To head the Department of Education, Trump appointed billionaire Betsy DeVos, who for years has devoted herself to undermining public schools and who defends deep cuts in everything from support for schools in poor neighborhoods to Pell grants that help the children of working families afford college.

Trump has given his economic policy over to former Goldman Sachs bankers, including Treasury Secretary Steven Mnuchin and White House Economic Council head Gary Cohn, and they have rolled out plans to give the very rich deep tax cuts that they will use to justify slashing programs vital to working people, including Medicaid, education and even Meals On Wheels.

Trump has stacked his cabinet with committed opponents of the missions of the very departments they head: Scott Pruitt at EPA, Ben Carson at Housing and Urban Development, Rick Perry at Energy, Alex Acosta at Labor.

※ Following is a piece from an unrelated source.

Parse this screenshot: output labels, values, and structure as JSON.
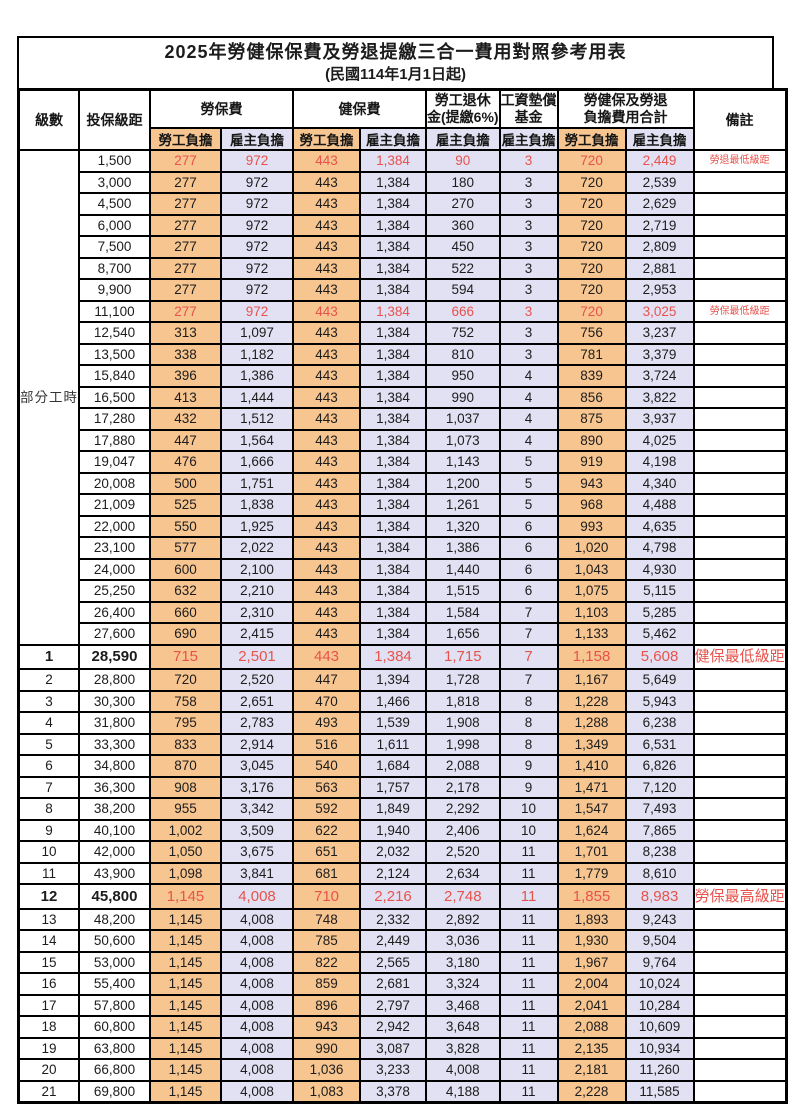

Trump has signed 13 resolutions of disapproval under the Congressional Review Act overturning Obama-era regulations, including the Fair Pay and Safe Workplaces executive order that required federal contractors to pay their workers a living wage and to obey workplace safety regulations.

Trump continues to assert the lie that there was mass voting fraud in 2016, setting the stage for more efforts to restrict voting, particularly for people of color and the young.

This list could go on — and, as Trump has said, 100 days is only the beginning.

We have big challenges in this country. We have to make this economy work for working people. We have to rescue the democracy from the corruptions of big money. We have to address catastrophic climate change before it is too late. We have to stop fighting endless wars abroad and begin rebuilding at home. We have to make it easier, not harder for people to register and vote. In each of these areas and more, Trump is headed the wrong way.

Yes, some of his efforts have failed, but he is already doing damage to the common good.